Michael was a producer extraordinaire, and although I can't account for everything that happened to his inner self over the years, I knew for certain, and really always did, that he would have been the last person to pepper me with any more derision than I deserve for my various missteps, and in fact would surely have been more forgiving than I am. And the same goes for our other friends from those sometimes inglorious but literally unforgettable days. That's what sometimes makes this hard; it's easier when I was when you can get people to join in, or at least co-sign, your own self-flagellation, which makes it all the more excusable to not give a shit about anything. But my friends never do that, because I seem to be down to genuine friends.
I'm obviously piggybacking on a tragic event to burble about myself here. I suppose no apology is necessary since this is my blog, but more than that, maybe a little burbling now and then can help prevent the same cascade of decisions that just claimed a life with an extraordinary amount of real and metaphysical value. The details may differ, but I haven't been immune to suicidal thoughts, and plans, over the years. Those subsided once I stopped drinking for good and assembled a life that may be humble but bears no specter of shame, and shame is the most acute mental hell there is, in my experience. But it doesn't mean I can't or won't "go there" even in sobriety and with relatively long-term security and a comprehensive support network.

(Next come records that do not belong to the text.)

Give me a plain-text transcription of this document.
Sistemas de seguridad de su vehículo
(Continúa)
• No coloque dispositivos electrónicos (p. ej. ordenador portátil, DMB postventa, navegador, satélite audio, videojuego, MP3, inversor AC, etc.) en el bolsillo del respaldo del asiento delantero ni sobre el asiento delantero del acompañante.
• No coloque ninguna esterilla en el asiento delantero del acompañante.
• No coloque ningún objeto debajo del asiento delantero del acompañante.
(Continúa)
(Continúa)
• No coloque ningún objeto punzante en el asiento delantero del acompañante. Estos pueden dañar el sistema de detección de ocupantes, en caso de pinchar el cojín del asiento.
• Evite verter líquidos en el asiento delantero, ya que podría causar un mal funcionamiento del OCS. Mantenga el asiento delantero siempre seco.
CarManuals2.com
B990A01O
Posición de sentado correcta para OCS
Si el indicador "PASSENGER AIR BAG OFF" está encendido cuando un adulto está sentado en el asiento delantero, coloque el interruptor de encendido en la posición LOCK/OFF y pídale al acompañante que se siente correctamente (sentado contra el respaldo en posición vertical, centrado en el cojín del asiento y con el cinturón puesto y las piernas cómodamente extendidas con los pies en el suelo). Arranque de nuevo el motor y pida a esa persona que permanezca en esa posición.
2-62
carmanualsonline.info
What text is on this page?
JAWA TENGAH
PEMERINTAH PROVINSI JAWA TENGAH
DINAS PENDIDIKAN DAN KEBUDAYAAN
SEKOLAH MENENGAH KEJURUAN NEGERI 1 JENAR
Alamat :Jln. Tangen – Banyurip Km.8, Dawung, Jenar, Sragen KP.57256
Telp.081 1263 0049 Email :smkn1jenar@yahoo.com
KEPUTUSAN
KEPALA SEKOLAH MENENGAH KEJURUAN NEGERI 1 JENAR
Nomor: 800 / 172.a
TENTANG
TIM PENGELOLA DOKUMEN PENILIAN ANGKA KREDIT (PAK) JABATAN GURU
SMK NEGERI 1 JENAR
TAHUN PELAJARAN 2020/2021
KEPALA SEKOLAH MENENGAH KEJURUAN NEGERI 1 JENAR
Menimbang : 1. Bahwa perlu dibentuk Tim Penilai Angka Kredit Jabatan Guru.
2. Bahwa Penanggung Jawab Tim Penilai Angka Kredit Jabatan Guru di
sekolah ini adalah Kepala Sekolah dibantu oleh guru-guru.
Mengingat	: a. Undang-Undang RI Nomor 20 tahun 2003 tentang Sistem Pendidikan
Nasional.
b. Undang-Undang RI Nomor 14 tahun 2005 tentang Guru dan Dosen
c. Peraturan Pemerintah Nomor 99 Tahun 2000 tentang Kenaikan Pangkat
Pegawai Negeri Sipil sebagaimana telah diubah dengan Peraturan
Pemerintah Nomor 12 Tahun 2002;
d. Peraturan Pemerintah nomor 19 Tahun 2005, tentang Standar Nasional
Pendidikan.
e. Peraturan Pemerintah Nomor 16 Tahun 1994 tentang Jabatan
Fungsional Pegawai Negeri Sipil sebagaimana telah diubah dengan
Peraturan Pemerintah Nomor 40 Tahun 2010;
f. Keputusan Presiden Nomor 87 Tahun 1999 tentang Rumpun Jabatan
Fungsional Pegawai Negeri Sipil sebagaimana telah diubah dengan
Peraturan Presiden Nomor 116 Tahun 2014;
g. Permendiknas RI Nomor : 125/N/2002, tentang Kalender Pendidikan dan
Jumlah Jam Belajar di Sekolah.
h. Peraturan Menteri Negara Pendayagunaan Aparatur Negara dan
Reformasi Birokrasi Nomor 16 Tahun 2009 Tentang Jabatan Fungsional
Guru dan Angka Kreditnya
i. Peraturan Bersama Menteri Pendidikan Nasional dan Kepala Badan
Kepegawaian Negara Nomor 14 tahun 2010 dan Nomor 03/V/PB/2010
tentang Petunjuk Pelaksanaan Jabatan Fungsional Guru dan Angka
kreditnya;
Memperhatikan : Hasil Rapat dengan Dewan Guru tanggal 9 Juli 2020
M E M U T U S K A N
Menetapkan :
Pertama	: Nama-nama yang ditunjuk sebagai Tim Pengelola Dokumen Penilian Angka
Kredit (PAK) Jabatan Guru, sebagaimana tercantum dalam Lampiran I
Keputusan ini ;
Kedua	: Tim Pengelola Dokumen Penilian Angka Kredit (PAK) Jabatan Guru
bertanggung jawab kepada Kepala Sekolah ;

A blog is a great excuse for not doing real work. Flipping that idea on its head, I've pitched and submitted two articles to Podium Runner in the past week or so as part of a broad effort to avoid finishing this post. I've had a harder-than-usual time keeping up with my modest joblike responsibilities since Michael died, and although I have been running every day, it's not been a bucket of fun (I'll save that for later in the week). But I feel better for having churned my way through this. I'm sad for the world and especially for his family that someone of his loyalty talent and worth ethic is gone, but I remember almost entirely good things about him, and so that's how the animation is going to run in my mind forever. But God, I wish we humans could magically see each other bending and intervene before any of us reaches the breaking point.